Citemos um exemplo. Dola Jigme Kalsang foi um sábio tibetano do século XIX. Certo dia, durante uma peregrinação à China, chegou à praça central de uma pequena cidade onde uma multidão estava reunida. Conforme se aproximava, descobriu que um ladrão estava prestes a ser assassinado de maneira particularmente cruel: seria colocado no dorso de um cavalo feito de ferro, que havia sido aquecido até ficar avermelhado. Dola Jigme abriu caminho na multidão e anunciou: “Sou eu o ladrão!” Fez-se um grande silêncio. O mandarim que governava aquela parte do país voltou-se impassivelmente para recém-chegado e perguntou: “Você está pronto para assumir as consequências do que acaba de nos dizer?” Dola Jigme aquiesceu. Ele morreu no lombo do cavalo, e o ladrão foi libertado. Em um caso assim, tão impressionante e terrível, qual poderia ter sido a motivação de Dola Jigme senão a infinita compaixão pelo condenado? Um estranho, naquele lugar, poderia ter seguido o seu caminho sem que ninguém lhe prestasse a menor atenção. Ele agiu a partir do altruísmo e de uma benevolência incondicional para salvar a vida de um estranho. Este é naturalmente, em caso excepcional de renúncia, feito por alguém que não tinha família ou qualquer outra pessoa que dependesse dele para seu sustento ou proteção, mas nos diz muito sobre o potencial para o altruísmo presente na mente humana.

Um exemplo mais próximo de nós é o de Maximilian Kolbe, um padre franciscano que, em Auschwitz, se ofereceu para tomar o lugar de um pai de família. Este, juntamente com nove outras pessoas, tinha sido escolhido para morrer de fome e de sede em represália à fuga de um outro prisioneiro.
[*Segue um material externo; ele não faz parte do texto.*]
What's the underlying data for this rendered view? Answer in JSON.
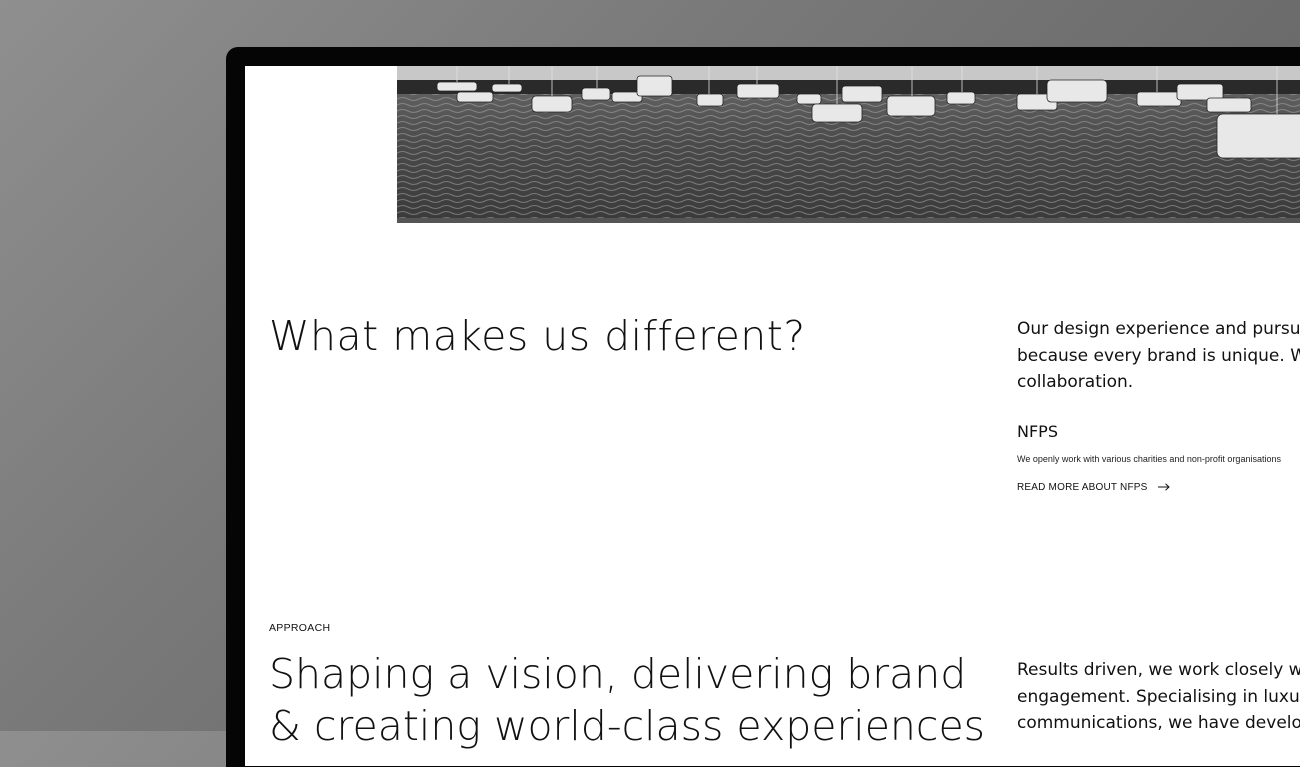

Não obstante a palavra altruísmo ter sido cunhada apenas em 1830 por Auguste Comte, significando o oposto do termo egoísmo, é possível ser fundamentalmente altruísta, ou seja, preocupar-se mais com a sorte dos outros do que com a nossa própria. Tal atitude pode ou não fazer parte da nossa disposição ou caráter desde o começo da vida, mas de qualquer modo podemos desenvolvê-la. Como vimos no capítulo “Felicidade no laboratório”, pesquisas feitas com meditadores experientes apresentam evidências de que o amor altruísta e a compaixão são habilidades que podem ser treinadas ao longo dos anos.


É interessante notar que, segundo vários outros estudos, as pessoas que sabem lidar melhor com as suas emoções se comportam de maneira mais altruísta do que aquelas que são demasiadamente emotivas. 10 Confrontadas com o sofrimento dos outros, as emotivas ficam mais preocupadas em administrar as sua próprias emoções, dominadas pelo medo, a ansiedade e a angústia, do que em fazer alguma coisa quanto ao sofrimento alheio. Isso é considerado lógico pelo budismo, já que a liberdade interior, que nos livra do aprisionamento trazido pelas emoções conflituosas, só é obtida minimizando-se o amor obsessivo por si. Uma mente livre, vasta e serena, está muito mais apta a considerar uma situação dolorosa a partir de uma perspectiva altruísta do que uma mente assediada por conflitos interiores. Além disso, é interessante ver como certas pessoas que testemunharam uma situação de injustiça ou agressão acabam se prendendo mais ao malfeitor – perseguindo-o, agredindo-o ou molestando-o – do que em ajudar a vítima. De modo nenhum isso é altruísmo, mas, sim, raiva.

OURO É OURO

O budismo considera as emoções destrutivas como construções mentais, que surgem no fluxo da nossa consciência, mas não pertencem à sua natureza fundamental. Se voltarmos o olhar para o nosso íntimo e examinarmos a mente a longo prazo, perceberemos que essa natureza primordial é a faculdade cognitiva básica que “ilumina”, no sentido de que lança a luz da atenção, da percepção, sobre fenômenos exteriores e eventos mentais interiores – sobre tudo o que conhecemos. Essa faculdade é subjacente a todos os pensamentos, mas ela própria não é essencialmente modificada por eles, assim como a superfície de um espelho não se modifica intrinsecamente pelas imagens refletidas nele.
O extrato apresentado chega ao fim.